Sometimes I want to refer to multiple interfaces or subnets in several rules, so I use more sets. The documentation is great but here are two more examples:

  set if_all_clients {
    type ifname; flags constant;
    elements = { $if_office, $if_wifi }
  }

  set net_clients {
    type ipv4_addr; flags interval;
    elements = { $net_wifi, $net_office }
  }

Concatenations

Now this is really pushing what is necessary, but I liked this feature and it has saved me several lines so… :-)

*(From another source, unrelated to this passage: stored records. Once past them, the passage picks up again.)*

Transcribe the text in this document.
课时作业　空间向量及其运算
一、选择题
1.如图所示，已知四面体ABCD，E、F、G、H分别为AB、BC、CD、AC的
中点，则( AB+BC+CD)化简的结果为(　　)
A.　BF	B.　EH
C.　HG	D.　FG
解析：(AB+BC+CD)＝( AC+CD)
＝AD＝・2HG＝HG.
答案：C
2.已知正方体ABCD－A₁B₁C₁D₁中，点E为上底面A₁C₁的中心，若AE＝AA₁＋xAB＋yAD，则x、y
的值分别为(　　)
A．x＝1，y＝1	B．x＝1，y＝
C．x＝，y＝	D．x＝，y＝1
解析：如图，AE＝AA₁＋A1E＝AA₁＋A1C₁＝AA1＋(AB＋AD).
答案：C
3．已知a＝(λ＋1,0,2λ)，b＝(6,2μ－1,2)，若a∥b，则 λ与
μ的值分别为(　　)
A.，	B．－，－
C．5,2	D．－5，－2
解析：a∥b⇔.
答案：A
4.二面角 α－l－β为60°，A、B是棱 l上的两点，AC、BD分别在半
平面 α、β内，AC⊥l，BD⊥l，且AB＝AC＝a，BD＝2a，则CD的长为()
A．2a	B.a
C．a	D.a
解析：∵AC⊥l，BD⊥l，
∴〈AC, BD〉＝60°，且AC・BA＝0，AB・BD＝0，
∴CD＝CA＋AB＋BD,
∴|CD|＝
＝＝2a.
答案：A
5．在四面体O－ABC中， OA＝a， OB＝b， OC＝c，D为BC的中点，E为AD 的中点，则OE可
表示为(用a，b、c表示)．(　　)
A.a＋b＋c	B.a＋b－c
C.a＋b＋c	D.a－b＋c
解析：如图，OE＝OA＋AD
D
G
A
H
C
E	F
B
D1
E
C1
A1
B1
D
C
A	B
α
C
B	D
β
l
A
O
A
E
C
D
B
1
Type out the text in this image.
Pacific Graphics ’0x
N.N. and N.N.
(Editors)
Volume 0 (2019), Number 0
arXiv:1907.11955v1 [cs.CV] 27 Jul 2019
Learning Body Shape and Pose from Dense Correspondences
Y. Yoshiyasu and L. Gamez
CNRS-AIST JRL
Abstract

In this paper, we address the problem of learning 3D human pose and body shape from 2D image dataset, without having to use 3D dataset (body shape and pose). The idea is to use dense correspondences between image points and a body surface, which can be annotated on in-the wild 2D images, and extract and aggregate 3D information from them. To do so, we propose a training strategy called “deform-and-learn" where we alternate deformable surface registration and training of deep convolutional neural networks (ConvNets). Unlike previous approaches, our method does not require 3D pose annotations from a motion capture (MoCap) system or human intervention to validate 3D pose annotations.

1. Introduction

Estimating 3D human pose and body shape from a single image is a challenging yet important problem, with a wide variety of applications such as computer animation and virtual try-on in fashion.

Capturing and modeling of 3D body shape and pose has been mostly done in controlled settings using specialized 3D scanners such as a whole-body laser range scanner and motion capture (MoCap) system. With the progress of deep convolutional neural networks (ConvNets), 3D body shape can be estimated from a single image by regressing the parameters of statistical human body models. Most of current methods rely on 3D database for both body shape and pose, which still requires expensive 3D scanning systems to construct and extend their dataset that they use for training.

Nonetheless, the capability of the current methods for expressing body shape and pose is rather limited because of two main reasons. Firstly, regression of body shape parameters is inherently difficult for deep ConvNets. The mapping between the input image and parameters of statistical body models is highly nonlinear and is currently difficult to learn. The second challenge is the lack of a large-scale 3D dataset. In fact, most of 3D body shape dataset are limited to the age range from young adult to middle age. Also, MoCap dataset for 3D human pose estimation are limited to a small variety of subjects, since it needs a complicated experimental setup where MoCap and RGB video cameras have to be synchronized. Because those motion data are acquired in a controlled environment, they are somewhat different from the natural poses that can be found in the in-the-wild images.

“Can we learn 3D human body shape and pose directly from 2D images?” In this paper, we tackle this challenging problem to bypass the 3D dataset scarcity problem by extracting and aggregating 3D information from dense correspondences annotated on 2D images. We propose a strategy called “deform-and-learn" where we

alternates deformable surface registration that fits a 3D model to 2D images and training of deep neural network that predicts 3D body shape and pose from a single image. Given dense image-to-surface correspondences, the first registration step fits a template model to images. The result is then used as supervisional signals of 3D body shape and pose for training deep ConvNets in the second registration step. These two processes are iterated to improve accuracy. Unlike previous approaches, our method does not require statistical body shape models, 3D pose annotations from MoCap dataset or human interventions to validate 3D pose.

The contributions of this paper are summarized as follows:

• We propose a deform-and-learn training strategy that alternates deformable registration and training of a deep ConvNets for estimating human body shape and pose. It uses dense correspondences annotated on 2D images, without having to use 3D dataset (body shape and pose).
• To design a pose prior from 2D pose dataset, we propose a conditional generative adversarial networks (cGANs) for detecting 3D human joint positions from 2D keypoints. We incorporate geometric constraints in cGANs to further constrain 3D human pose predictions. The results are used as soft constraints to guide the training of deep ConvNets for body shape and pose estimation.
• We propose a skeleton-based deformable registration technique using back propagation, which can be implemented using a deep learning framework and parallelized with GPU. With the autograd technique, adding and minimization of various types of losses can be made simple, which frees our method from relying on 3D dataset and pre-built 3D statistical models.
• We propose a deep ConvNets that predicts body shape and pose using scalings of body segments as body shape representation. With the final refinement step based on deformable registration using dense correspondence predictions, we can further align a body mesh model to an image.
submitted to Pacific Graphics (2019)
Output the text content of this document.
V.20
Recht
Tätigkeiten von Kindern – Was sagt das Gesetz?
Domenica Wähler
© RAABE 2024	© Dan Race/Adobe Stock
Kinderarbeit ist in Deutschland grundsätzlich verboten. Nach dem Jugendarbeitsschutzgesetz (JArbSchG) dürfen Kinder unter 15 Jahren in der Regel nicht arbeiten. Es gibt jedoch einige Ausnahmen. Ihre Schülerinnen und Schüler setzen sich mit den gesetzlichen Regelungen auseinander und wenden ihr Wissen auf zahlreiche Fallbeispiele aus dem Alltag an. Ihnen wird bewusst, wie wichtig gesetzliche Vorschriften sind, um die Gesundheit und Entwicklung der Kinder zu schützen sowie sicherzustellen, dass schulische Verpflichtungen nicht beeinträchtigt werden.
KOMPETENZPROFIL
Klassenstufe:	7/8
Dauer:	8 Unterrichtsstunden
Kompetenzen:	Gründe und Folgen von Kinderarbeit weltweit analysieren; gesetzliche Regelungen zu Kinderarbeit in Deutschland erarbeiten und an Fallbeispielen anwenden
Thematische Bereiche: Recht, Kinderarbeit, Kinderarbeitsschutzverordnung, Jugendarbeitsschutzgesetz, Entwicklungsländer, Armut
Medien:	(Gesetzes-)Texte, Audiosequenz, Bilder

  # https://wiki.nftables.org/wiki-nftables/index.php/Concatenations
  set services_in_tcp_ip_port {
      type ipv4_addr . ipv4_addr . inet_service;
      elements = {
        $host_app . $host_db   . 5432,
        $host_app . $host_tsdb . 8086,
        $net_iot  . $host_mqtt . 1883
      }
    }

  chain services_in {
    ip saddr . ip daddr . tcp dport @services_in_tcp_ip_port counter ct state new accept
  }

So now we need one line in our services_in chain to allow our app server to talk to our database server & time series database servers, and let out IoT network talk to our MQTT server. There's something nice with this, and apparently it's also pretty fast?

Conclusion

I started writing this months ago before realizing that would end up just poorly rewriting the official nftables wiki. I do hope that the content above might come in handy for someone else, tho.